On a fait la Dreamhack avec un mix de joueurs qui n’avait jamais joué ensemble et ça s’est très bien passé, même si on a eu quelques petites frayeurs. Ensuite, on a remporté l’Overwatch PIT avec un autre groupe appelé Blue. Après, on a participé à l’ESWC avec deux équipes, Red et Blue qui ont respectivement terminé 3èmes et 1ers. Au vu des derniers résultats et de ma vision de la méta, j’ai décidé de continuer avec Blue pour la participation aux Contenders. Pour cette deuxi ème saison, je sais qu’on fera un top 5/8 comme la saison précédente. Malgré tout, on est des compétiteurs et on a vraiment envie d’aller le plus loin possible. À savoir si j’ai eu ou non un impact positif sur la progression, c’est à l’équipe de le juger. Je fais mon maximum tous les jours pour faire évoluer l’équipe. Mon travail, c’est de faire gagner des matchs donc je me concentre sur les joueurs qui ont plus de temps de jeu ou le roster qui va participer au prochain match. Forcément, ça m’oblige à passer moins de temps avec des joueurs que j’aimerais faire progresser individuellement. Heureusement, moonL me soulage en gérant ceux qui ne participent pas aux Contenders.

 

TK : Vous avez une carrière en tant préparateur physique et mental auprès de l’équipe de France espoir de basket-ball et du club de Montpellier. Quels sont les préceptes issus de cette expérience que vous utilisez quotidiennement avec les joueurs ?

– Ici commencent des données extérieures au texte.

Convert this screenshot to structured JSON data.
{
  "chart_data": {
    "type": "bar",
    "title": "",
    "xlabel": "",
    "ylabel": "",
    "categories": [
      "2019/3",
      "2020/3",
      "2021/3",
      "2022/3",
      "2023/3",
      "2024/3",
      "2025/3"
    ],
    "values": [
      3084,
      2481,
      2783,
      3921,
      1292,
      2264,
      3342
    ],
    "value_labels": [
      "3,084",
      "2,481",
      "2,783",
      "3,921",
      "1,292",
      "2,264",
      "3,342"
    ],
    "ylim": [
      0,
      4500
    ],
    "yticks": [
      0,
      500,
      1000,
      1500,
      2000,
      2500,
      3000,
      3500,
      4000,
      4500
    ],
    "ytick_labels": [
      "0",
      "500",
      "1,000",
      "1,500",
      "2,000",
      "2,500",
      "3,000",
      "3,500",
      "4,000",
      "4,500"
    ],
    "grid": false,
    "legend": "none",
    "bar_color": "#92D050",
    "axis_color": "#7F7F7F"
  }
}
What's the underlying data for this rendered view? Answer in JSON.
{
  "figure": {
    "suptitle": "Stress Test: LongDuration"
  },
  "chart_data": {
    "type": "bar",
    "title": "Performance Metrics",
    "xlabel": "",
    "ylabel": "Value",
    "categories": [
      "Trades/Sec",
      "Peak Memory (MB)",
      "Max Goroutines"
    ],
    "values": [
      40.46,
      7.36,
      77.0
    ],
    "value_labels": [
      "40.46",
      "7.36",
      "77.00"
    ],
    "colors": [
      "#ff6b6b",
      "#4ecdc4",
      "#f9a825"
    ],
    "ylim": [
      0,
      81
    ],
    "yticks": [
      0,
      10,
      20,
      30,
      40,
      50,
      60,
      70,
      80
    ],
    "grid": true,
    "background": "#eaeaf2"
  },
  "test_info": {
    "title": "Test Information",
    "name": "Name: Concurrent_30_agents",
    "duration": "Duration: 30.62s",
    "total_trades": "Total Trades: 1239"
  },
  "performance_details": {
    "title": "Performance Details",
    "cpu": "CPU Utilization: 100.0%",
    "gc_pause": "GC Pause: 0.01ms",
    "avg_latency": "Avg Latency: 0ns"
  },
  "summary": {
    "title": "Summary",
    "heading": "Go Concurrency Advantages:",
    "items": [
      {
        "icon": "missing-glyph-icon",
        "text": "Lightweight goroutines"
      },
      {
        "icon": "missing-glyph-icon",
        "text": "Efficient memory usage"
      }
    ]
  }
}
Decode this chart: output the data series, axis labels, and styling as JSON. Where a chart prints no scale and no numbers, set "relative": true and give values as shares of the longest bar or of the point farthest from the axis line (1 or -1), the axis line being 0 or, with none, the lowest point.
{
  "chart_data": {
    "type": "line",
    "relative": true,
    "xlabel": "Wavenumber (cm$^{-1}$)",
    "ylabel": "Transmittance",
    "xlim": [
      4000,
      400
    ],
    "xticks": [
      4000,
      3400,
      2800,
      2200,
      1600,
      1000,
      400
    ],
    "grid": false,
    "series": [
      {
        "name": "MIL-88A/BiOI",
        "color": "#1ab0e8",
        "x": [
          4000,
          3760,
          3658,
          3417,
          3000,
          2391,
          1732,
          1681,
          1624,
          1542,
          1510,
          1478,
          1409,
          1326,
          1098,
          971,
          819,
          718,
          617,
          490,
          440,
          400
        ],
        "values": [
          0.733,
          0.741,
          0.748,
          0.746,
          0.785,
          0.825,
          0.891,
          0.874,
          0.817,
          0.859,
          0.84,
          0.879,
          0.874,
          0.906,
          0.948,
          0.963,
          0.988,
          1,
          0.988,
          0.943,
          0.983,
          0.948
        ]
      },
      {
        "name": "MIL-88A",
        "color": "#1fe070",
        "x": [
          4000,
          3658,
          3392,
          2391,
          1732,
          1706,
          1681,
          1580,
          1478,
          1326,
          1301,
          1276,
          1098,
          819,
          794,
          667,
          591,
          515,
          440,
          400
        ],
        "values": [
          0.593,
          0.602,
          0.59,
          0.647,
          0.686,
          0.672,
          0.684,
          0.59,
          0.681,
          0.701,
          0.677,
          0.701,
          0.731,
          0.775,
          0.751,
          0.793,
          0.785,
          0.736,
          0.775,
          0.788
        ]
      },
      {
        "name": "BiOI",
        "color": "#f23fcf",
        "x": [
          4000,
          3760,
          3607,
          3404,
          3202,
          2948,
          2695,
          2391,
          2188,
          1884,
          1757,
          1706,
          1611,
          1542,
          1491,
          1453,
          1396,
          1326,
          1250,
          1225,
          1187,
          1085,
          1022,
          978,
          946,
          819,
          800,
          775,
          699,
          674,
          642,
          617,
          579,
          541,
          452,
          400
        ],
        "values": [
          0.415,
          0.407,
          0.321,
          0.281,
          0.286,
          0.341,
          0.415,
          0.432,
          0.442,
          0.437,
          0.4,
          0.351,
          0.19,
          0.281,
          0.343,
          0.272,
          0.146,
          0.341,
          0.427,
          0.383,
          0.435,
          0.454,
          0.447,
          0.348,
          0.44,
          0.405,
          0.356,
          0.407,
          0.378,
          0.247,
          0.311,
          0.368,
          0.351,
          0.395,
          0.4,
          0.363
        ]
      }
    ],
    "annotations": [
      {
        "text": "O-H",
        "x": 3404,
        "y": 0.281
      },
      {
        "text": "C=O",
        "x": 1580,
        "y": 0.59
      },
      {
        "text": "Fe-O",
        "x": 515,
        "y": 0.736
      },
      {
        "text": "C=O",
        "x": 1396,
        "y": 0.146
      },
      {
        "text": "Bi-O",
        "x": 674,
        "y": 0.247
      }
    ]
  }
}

F : On peut retranscrire du sport traditionnel à l’eSport toute la partie préparation mentale avec le travail d’imagerie mentale, de mise en condition ou encore de motivation. Ce sont des notions transversales entre l’athlète sportif et l’athlète eSportif. Je n’utilise pas vraiment la partie préparation physique, mis à part la nutrition où j’ai tendance à donner quelques conseils pour favoriser la concentration, éviter d’être à plat lors des matchs, faire attention à l’hypoglycémie durant l’effort, ce genre de choses... Le management et le coaching mental est ce que j’utilise le plus pour essayer de conditionner les joueurs. Lorsque je fais des sessions de travail individuelles sur la partie stratégique, j’en profite pour travailler aussi le pendant psychologique et la mise en condition. J’effectue ce type de démarches en fonction des besoins et ce que je ressens comme besoin pour le joueur. Ensuite, il y a la partie collective qui se caractérise par mes speechs d’avant match pour les aider à se concentrer, à se mettre dans leurs bulles, à ne penser à rien d’autre. Ils commencent à imaginer la partie et comment elle va se dérouler avec leurs rôles, le placement de leurs coéquipiers et comment réagir en fonction de l’adversaire. C’est un travail d’imagerie mentale qui permet d’être focalisé directement sur le match sans disperser ses pensées et ainsi, donner son maximum. C’est assez compliqué de le faire uniquement en ligne parce qu’il y a toute la communication gestuelle qui a un impact direct sur l’écoute et l’attention. L’exercice depuis un micro-casque est nouveau et je joue énormément sur les intonations de voix, sur la façon dont j’essaye de transmettre l’information.

 

TK : Pour conclure, pourquoi portez-vous quasi systématiquement uniquement des chemises ?

F : Lorsque tu travailles dans le sport de haut niveau, la chemise, ce n’est pas un vêtement que tu peux porter. Tu fournis les trois quarts du temps un effort physique, surtout quand tu travailles sur la préparation physique. Ca m’avait manqué de passer ces cinq dernières années à ne pas pouvoir porter de chemises. Ça vient aussi du cast. Quand on a commencé avec Albless, on a voulu le faire proprement, avec des chemises et c’est resté par la suite. Ça a aussi un impact psychologique sur les joueurs. Bien sûr, la tenue que tu portes renvoie une image aux personnes qui te voient. Un jour, avec quelques joueurs de l’équipe, on regardait une vidéo « Inside LA Valiant ». Le coach coréen Moon est rentré avec un costume et des petites chaussures bien cirées. Il faisait hyper sérieux et rigide. Sa tenue vestimentaire reflétait cette image d’autorité et de hiérarchie qui lui permettait d’avoir un discours mieux reçu ou rapidement accepté par les joueurs. Même si je m’habillais un peu comme ça auparavant, ça m’a conforté dans l’idée que, pour paraître professionnel, c’est un plus que de porter ce type de vêtement.